"That was something we put out to inspire the kids," he admits. "I was skinny, all right, but there was nothing sick about me. I would have filled out even without swimming."
Another story only partly true was that Weissmuller went undefeated as a swimmer. This conveniently ignores the losses he suffered during his early days with Bachrach, as well as an occasional second-place finish in the backstroke, in which he was never as strong as he was in the freestyle. The account also winks at the time in the mid-1920s when Johnny, who was essentially a sprinter, was outfoxed, if not technically out-swum, by Sweden's Arne Borg, an IAC teammate at the time. Before the meet Bachrach neatly divided up the spoils, decreeing that Borg, a powerful distance swimmer, would win the half-mile and mile, that Weissmuller would take the 100 and 220 yards and that he and Borg would finish one-two in the 400, all for the greater glory of the IAC. But Borg had been upset by the American in the 400 meters in the 1924 Olympics, and he felt he had an account to settle. As the 400 began, he went for broke, and before Weissmuller realized it had built up a huge lead. Inches from sure victory, Borg stopped. Having proved his point he had no desire to further risk Bachrach's wrath by actually winning.

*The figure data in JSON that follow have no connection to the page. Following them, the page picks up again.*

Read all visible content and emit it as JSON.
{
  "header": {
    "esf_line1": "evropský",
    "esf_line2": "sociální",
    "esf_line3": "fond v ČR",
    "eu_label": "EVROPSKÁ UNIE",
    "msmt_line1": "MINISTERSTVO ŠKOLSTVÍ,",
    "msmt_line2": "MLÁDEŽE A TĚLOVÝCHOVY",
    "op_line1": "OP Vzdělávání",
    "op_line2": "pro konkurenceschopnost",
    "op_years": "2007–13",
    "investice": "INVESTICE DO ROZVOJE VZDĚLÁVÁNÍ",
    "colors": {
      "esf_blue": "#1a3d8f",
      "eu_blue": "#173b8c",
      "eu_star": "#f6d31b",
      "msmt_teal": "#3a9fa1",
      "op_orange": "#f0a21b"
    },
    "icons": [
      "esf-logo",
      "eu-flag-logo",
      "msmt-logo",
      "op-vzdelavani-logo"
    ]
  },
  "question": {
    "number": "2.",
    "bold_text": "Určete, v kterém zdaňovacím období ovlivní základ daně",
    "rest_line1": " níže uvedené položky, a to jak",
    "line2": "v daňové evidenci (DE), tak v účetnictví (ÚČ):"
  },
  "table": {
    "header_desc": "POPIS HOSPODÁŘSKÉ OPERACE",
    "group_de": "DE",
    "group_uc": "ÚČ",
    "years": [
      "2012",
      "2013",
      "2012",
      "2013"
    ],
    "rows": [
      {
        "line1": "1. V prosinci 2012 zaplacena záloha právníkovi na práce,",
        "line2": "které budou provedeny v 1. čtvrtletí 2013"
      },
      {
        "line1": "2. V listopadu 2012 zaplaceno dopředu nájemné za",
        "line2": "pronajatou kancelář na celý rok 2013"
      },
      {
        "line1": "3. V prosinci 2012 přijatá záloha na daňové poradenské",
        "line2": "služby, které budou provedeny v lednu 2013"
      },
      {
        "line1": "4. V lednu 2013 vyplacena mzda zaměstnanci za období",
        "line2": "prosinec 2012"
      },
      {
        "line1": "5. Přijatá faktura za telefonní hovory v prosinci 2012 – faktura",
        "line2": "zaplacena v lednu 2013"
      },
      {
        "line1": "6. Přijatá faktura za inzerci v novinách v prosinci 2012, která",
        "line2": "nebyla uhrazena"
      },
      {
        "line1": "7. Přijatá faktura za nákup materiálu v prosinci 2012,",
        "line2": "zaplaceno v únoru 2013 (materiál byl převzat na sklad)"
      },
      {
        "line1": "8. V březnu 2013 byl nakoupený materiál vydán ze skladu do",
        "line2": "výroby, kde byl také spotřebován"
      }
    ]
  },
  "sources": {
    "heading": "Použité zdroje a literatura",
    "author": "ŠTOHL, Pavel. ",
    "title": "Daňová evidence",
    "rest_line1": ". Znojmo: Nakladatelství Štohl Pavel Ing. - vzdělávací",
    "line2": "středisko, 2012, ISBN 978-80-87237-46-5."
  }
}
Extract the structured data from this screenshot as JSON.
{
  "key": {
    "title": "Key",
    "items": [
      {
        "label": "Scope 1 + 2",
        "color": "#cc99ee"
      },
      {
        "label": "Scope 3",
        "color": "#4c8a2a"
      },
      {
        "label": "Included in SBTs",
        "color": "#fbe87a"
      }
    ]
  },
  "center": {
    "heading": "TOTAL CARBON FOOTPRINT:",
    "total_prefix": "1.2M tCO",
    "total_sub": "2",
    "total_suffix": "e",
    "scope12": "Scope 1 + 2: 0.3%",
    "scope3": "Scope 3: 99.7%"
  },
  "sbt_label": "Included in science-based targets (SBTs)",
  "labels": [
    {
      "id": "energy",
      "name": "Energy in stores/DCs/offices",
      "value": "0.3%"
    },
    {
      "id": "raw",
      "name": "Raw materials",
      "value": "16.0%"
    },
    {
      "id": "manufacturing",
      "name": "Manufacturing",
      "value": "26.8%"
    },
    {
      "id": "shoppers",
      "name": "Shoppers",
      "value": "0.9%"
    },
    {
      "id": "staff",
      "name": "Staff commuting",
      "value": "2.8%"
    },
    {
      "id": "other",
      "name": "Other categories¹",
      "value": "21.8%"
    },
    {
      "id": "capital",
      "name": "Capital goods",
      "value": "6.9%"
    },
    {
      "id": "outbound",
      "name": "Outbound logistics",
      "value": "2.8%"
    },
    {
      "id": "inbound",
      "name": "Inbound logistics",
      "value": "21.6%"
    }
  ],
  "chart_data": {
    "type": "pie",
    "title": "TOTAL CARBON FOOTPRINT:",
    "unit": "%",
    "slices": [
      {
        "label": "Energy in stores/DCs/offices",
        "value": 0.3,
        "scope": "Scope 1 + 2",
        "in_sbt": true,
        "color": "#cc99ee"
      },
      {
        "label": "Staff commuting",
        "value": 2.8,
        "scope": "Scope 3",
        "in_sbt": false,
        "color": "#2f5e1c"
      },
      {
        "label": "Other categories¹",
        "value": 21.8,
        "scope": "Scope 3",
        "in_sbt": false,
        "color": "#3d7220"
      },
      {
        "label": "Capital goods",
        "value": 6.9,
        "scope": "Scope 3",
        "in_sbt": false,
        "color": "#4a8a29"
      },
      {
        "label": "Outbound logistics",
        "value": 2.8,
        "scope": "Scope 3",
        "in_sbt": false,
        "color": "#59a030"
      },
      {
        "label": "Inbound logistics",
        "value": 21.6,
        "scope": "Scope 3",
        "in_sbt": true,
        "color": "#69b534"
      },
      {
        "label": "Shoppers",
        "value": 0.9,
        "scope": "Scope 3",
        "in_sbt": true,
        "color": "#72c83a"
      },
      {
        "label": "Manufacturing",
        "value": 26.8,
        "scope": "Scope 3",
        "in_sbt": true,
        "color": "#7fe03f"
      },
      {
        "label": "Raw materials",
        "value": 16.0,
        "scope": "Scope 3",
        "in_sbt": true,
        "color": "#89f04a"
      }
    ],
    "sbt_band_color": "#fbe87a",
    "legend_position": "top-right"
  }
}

"C'mon, Yohnny," Borg called. "C'mon." Weissmuller finally caught up and won a rather hollow victory.
There was nothing fluky about Weissmuller's races against the stopwatch. At one time or another, he held virtually every world freestyle record from 50 yards to the half-mile. His 100-yard freestyle mark (51 fiat), which was set in 1927 without benefit of starting blocks, lane lines or flip turns, stood until 1944. And it may well be, as some oldtimers have contended, that he would have been credited with even faster times except for his coach's distinctive mode of operation on barnstorming trips.

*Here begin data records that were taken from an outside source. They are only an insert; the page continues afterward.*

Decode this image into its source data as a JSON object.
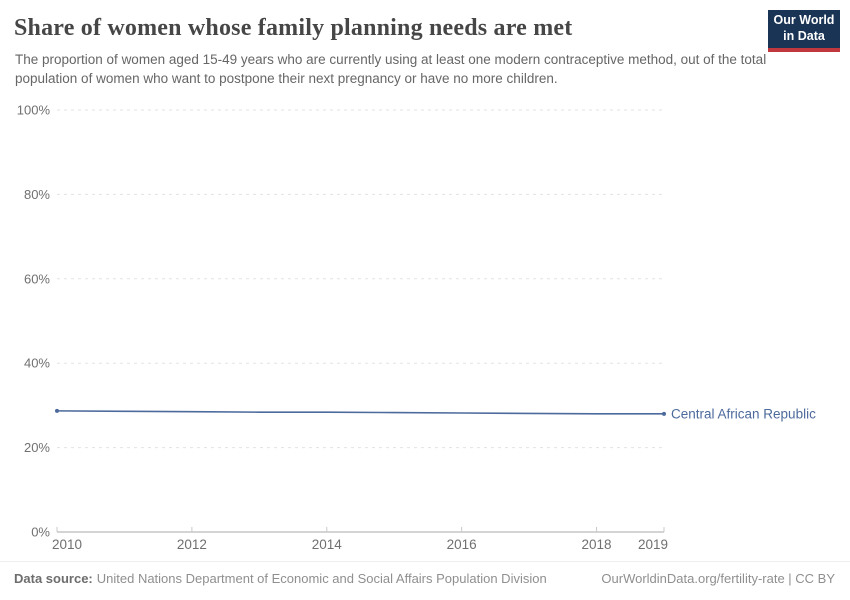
{
  "logo": {
    "line1": "Our World",
    "line2": "in Data",
    "bg_color": "#1a3455",
    "accent_color": "#c0373d"
  },
  "chart_data": {
    "type": "line",
    "title": "Share of women whose family planning needs are met",
    "subtitle": "The proportion of women aged 15-49 years who are currently using at least one modern contraceptive method, out of the total population of women who want to postpone their next pregnancy or have no more children.",
    "x": [
      2010,
      2011,
      2012,
      2013,
      2014,
      2015,
      2016,
      2017,
      2018,
      2019
    ],
    "series": [
      {
        "name": "Central African Republic",
        "color": "#4c6a9c",
        "values": [
          28.7,
          28.6,
          28.5,
          28.4,
          28.4,
          28.3,
          28.2,
          28.1,
          28.0,
          28.0
        ]
      }
    ],
    "xlabel": "",
    "ylabel": "",
    "ylim": [
      0,
      100
    ],
    "yticks": [
      0,
      20,
      40,
      60,
      80,
      100
    ],
    "ytick_labels": [
      "0%",
      "20%",
      "40%",
      "60%",
      "80%",
      "100%"
    ],
    "xticks": [
      2010,
      2012,
      2014,
      2016,
      2018,
      2019
    ],
    "grid": "horizontal-dashed",
    "legend_position": "right-of-line-end",
    "grid_color": "#e3e3e3",
    "axis_color": "#a8a8a8",
    "tick_color": "#c9c9c9",
    "tick_label_color": "#707070"
  },
  "footer": {
    "source_label": "Data source:",
    "source_text": "United Nations Department of Economic and Social Affairs Population Division",
    "right_text": "OurWorldinData.org/fertility-rate | CC BY"
  }
}
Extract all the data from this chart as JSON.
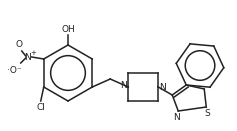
{
  "bg_color": "#ffffff",
  "line_color": "#222222",
  "text_color": "#222222",
  "figsize": [
    2.37,
    1.31
  ],
  "dpi": 100,
  "xlim": [
    0,
    237
  ],
  "ylim": [
    0,
    131
  ],
  "lw": 1.1
}
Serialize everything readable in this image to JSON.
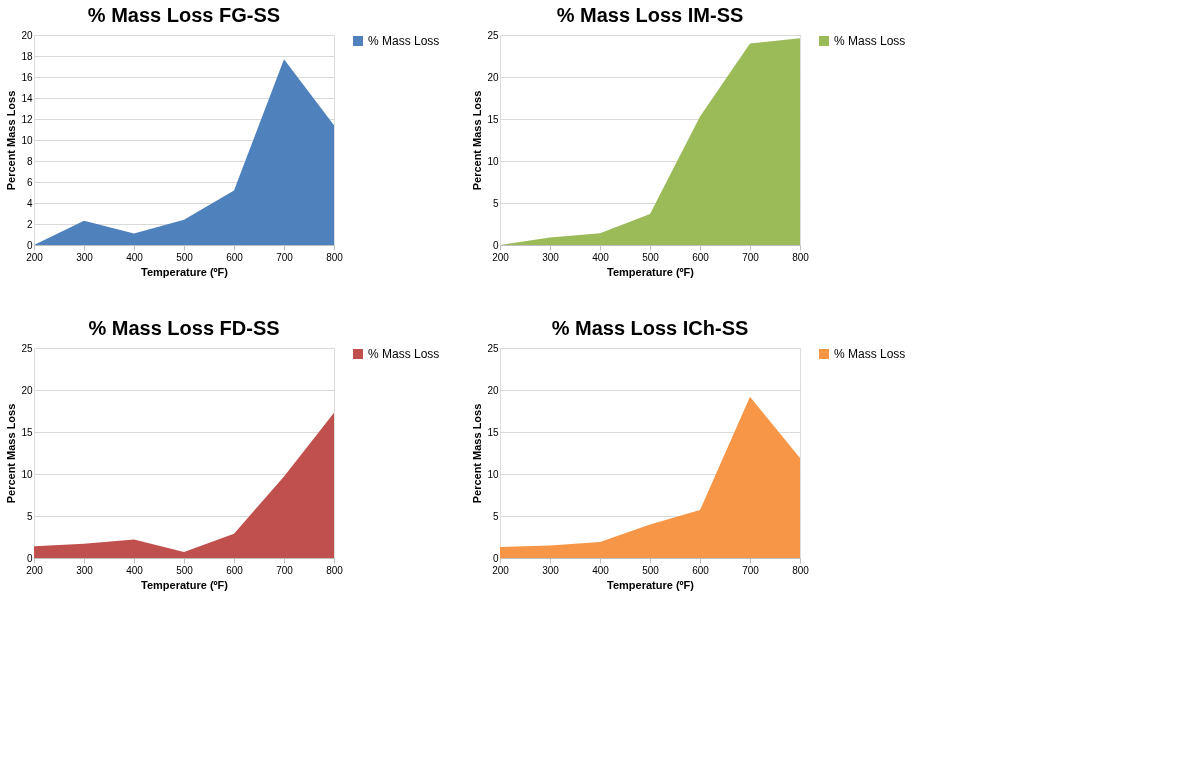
{
  "chart_data": [
    {
      "type": "area",
      "title": "% Mass Loss FG-SS",
      "xlabel": "Temperature (ºF)",
      "ylabel": "Percent Mass Loss",
      "x": [
        200,
        300,
        400,
        500,
        600,
        700,
        800
      ],
      "xlim": [
        200,
        800
      ],
      "xticks": [
        200,
        300,
        400,
        500,
        600,
        700,
        800
      ],
      "ylim": [
        0,
        20
      ],
      "yticks": [
        0,
        2,
        4,
        6,
        8,
        10,
        12,
        14,
        16,
        18,
        20
      ],
      "grid": "y",
      "legend": "right",
      "series": [
        {
          "name": "% Mass Loss",
          "color": "#4f81bd",
          "values": [
            0,
            2.3,
            1.1,
            2.4,
            5.2,
            17.7,
            11.4
          ]
        }
      ]
    },
    {
      "type": "area",
      "title": "% Mass Loss IM-SS",
      "xlabel": "Temperature (ºF)",
      "ylabel": "Percent Mass Loss",
      "x": [
        200,
        300,
        400,
        500,
        600,
        700,
        800
      ],
      "xlim": [
        200,
        800
      ],
      "xticks": [
        200,
        300,
        400,
        500,
        600,
        700,
        800
      ],
      "ylim": [
        0,
        25
      ],
      "yticks": [
        0,
        5,
        10,
        15,
        20,
        25
      ],
      "grid": "y",
      "legend": "right",
      "series": [
        {
          "name": "% Mass Loss",
          "color": "#9bbb59",
          "values": [
            0,
            0.9,
            1.4,
            3.7,
            15.3,
            24.0,
            24.6
          ]
        }
      ]
    },
    {
      "type": "area",
      "title": "% Mass Loss FD-SS",
      "xlabel": "Temperature (ºF)",
      "ylabel": "Percent Mass Loss",
      "x": [
        200,
        300,
        400,
        500,
        600,
        700,
        800
      ],
      "xlim": [
        200,
        800
      ],
      "xticks": [
        200,
        300,
        400,
        500,
        600,
        700,
        800
      ],
      "ylim": [
        0,
        25
      ],
      "yticks": [
        0,
        5,
        10,
        15,
        20,
        25
      ],
      "grid": "y",
      "legend": "right",
      "series": [
        {
          "name": "% Mass Loss",
          "color": "#c0504d",
          "values": [
            1.4,
            1.7,
            2.2,
            0.7,
            2.9,
            9.7,
            17.3
          ]
        }
      ]
    },
    {
      "type": "area",
      "title": "% Mass Loss ICh-SS",
      "xlabel": "Temperature (ºF)",
      "ylabel": "Percent Mass Loss",
      "x": [
        200,
        300,
        400,
        500,
        600,
        700,
        800
      ],
      "xlim": [
        200,
        800
      ],
      "xticks": [
        200,
        300,
        400,
        500,
        600,
        700,
        800
      ],
      "ylim": [
        0,
        25
      ],
      "yticks": [
        0,
        5,
        10,
        15,
        20,
        25
      ],
      "grid": "y",
      "legend": "right",
      "series": [
        {
          "name": "% Mass Loss",
          "color": "#f79646",
          "values": [
            1.3,
            1.5,
            1.9,
            4.0,
            5.7,
            19.2,
            11.9
          ]
        }
      ]
    }
  ]
}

Bachrach, it seems, had fallen into the practice of demanding $100 appearance money in return for a new world record by Weissmuller. Rather than risk putting any record out of reach with a single all-out effort, thereby spoiling his coach's game, Weissmuller learned to shave his times little by little. Sometimes Bachrach simply refrained from submitting a new record at all, and it was on several such occasions that Weissmuller is said to have dipped well below 51 seconds. This, at any rate, would help explain why those who remember seeing Weissmuller set one world record or another probably outnumber even the 350,000 or so who recall having been present in Wrigley Field the day Babe Ruth hit his called-shot homer.
As for the $100 in appearance money, some killjoys charged that such payments made Weissmuller a professional, but Bachrach always denied it. "Johnny's not the pro," he said. "I am." Indeed, Bachrach needed all the extra funds he could get to finance the 12-course meals, Havana cigars and private railroad cars he enjoyed. On their cross-country trips together, the sleeping car would fill up with Bachrach's cigar smoke, often making Weissmuller ill. "Holy mackerel, I'm sorry, John," the coach would apologize. Then he would open the door a few inches and resume puffing away.

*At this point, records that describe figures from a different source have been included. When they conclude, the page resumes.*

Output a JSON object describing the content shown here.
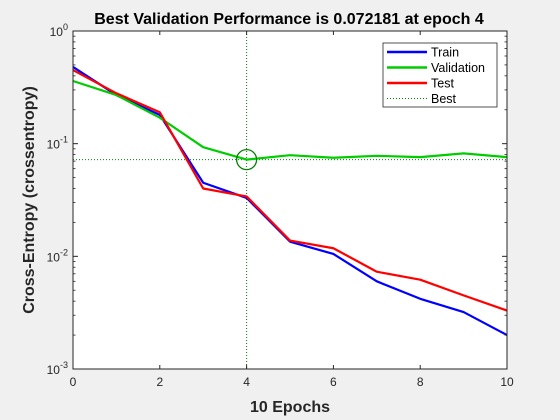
{
  "chart_data": {
    "type": "line",
    "title": "Best Validation Performance is 0.072181 at epoch 4",
    "xlabel": "10 Epochs",
    "ylabel": "Cross-Entropy  (crossentropy)",
    "x": [
      0,
      1,
      2,
      3,
      4,
      5,
      6,
      7,
      8,
      9,
      10
    ],
    "xlim": [
      0,
      10
    ],
    "ylim": [
      0.001,
      1
    ],
    "yscale": "log",
    "x_ticks": [
      0,
      2,
      4,
      6,
      8,
      10
    ],
    "x_tick_labels": [
      "0",
      "2",
      "4",
      "6",
      "8",
      "10"
    ],
    "y_ticks": [
      0.001,
      0.01,
      0.1,
      1
    ],
    "y_tick_labels": [
      {
        "base": "10",
        "exp": "-3"
      },
      {
        "base": "10",
        "exp": "-2"
      },
      {
        "base": "10",
        "exp": "-1"
      },
      {
        "base": "10",
        "exp": "0"
      }
    ],
    "grid": false,
    "legend_placement": "top-right",
    "series": [
      {
        "name": "Train",
        "color": "#0000ff",
        "style": "solid",
        "values": [
          0.48,
          0.27,
          0.18,
          0.045,
          0.033,
          0.0135,
          0.0105,
          0.006,
          0.0042,
          0.0032,
          0.002
        ]
      },
      {
        "name": "Validation",
        "color": "#00cc00",
        "style": "solid",
        "values": [
          0.36,
          0.27,
          0.17,
          0.093,
          0.072181,
          0.079,
          0.075,
          0.078,
          0.076,
          0.082,
          0.076
        ]
      },
      {
        "name": "Test",
        "color": "#ff0000",
        "style": "solid",
        "values": [
          0.45,
          0.28,
          0.19,
          0.04,
          0.034,
          0.0138,
          0.0118,
          0.0073,
          0.0062,
          0.0045,
          0.0033
        ]
      },
      {
        "name": "Best",
        "color": "#008000",
        "style": "dotted"
      }
    ],
    "best": {
      "epoch": 4,
      "value": 0.072181
    }
  }
}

Bachrach handled Weissmuller with great skill. Trying to negotiate one of San Francisco's steeper streets after a particularly heavy meal, he once offered 25¢ if Weissmuller would push him to the top of the hill. After Johnny did so, Bachrach paid up, then told the exhausted youth: "Holy mackerel, John, I don't think that pushing was good for your legs. You better go work out in the pool." Weissmuller tried, without success, to return the quarter.
To protect Weissmuller from hometown judges who tended to allow local boys to jump the gun in hopes of upsetting the famous swimmer, Bachrach advised Johnny: "Forget about the gun. When the other guy hits the water, you hit the water." But his idea of gamesmanship did not extend to bragging. When he overheard Weissmuller ask a group of rival swimmers before one race, "O.K., which of you guys gets second place?" Bachrach promptly ordered his swimmer to apologize. "None of the YMCA stuff, John," he said. "You're a world champion."
It was Bachrach who, figuring that Weissmuller had run out of watery worlds to conquer, told him in 1929 to turn professional by signing a $500-a-week contract to endorse swimwear. Three years later MGM cast Johnny in Tarzan, the Ape Man. He was the first Tarzan to talk in the movies, and the script had him do so sparingly, in monosyllables. "Tarzan was right up my alley," he says. "It was like stealing money." But Hollywood has its sharpshooters, and Tarzan was right up their alley, too. High living, costly divorce settlements and bad investments all took their toll, and Weissmuller's money slipped away.
Weissmuller saw Bill Bachrach now and then before he died in Chicago in 1959 at the age of 80. There were many times over the years that he wished he had Bachrach by his side to advise him. Now, pausing before his coach's photograph in the Hall of Fame, Weissmuller remembered something that made him smile. "I used to buy him cigars every Christmas," he said. "He smoked expensive cigars, that son of a gun."